The problems are annoying and hopefully our lockup was a quirk, because the camera takes outstanding quality video at high bit rates.
Just keep in mind that like every other action cam we’ve reviewed, the video still isn’t the quality of a good dedicated video camera if you’re really peeping at pixels.
ReplayXD Prime X Features
The ReplayXD camera format is an anodized aluminum tube that has a quality feel.
The tube mounts in a plastic ring mount and the camera can be rotated for alignment. the lens cap and rear cap screw on with fine threads and there’s a narrow O-ring under each. The camera is rated as waterproof to 3 meters.
The small form factor of the ReplayXD camera means no live view. This is where an app can come in handy but we had a lot of trouble getting the ReplayXD app to run without crashing.
It sometimes is stable enough to get the camera lined up but that’s about it.
The Prime X camera has a 16 MP CMOS sensor.

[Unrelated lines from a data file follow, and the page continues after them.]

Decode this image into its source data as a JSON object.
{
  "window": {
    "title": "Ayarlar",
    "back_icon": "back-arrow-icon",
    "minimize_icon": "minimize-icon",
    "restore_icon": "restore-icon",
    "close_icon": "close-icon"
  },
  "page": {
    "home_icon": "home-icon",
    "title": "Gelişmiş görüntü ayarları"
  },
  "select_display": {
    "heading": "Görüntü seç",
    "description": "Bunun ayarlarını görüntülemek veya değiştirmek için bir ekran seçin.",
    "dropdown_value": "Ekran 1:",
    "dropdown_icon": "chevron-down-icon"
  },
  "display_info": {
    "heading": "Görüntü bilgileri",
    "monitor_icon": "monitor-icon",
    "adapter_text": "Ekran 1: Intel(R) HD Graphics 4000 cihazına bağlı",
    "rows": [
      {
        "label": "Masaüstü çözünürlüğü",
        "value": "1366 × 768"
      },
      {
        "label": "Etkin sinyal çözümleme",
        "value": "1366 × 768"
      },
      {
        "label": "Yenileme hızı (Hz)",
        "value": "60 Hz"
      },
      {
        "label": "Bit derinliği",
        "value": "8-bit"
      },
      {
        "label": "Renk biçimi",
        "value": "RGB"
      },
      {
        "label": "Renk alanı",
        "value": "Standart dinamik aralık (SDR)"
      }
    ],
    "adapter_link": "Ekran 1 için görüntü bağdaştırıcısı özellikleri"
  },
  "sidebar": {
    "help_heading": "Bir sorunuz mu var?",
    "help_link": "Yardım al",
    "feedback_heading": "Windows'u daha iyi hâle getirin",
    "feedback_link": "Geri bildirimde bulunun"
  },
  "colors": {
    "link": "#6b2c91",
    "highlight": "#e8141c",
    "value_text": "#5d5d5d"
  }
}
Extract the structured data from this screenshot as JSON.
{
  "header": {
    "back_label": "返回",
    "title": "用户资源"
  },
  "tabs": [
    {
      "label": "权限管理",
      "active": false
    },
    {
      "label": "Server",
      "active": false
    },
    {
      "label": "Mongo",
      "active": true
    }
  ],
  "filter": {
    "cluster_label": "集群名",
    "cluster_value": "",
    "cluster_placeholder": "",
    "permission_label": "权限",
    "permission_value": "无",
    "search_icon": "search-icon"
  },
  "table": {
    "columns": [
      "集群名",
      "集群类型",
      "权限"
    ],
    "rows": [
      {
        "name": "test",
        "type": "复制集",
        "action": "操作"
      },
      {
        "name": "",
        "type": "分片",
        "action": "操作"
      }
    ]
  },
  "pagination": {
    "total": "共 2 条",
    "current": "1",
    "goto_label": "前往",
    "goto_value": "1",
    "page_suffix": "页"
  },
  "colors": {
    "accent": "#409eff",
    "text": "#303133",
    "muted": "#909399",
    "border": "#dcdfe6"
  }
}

Video formats include 1920×1080 to 60 fps; 1600×1200 to 60 fps; 1280×960 to 60 fps; 1280×720 to 120 fps; 848×480 to 240 fps; 640×480 to 240 fps and something called Cinema 48/24 fps.
The camera works in NTSC at 60 or 30 fps or PAL at 5 or 25 fps.
Live view can also be output via the micro HDMI port at 1080p 60fps (1080p 50fps for PAL).
The camera can capture still photos in 4:3 format at 16MP, 14 MP or 12 MP. Time lapse photos can be taken at 3, 5, 15 or 30 second intervals.
Burst mode and custom time lapse settings are available in Advanced Settings in the app or via the configuration text file on the microSD card.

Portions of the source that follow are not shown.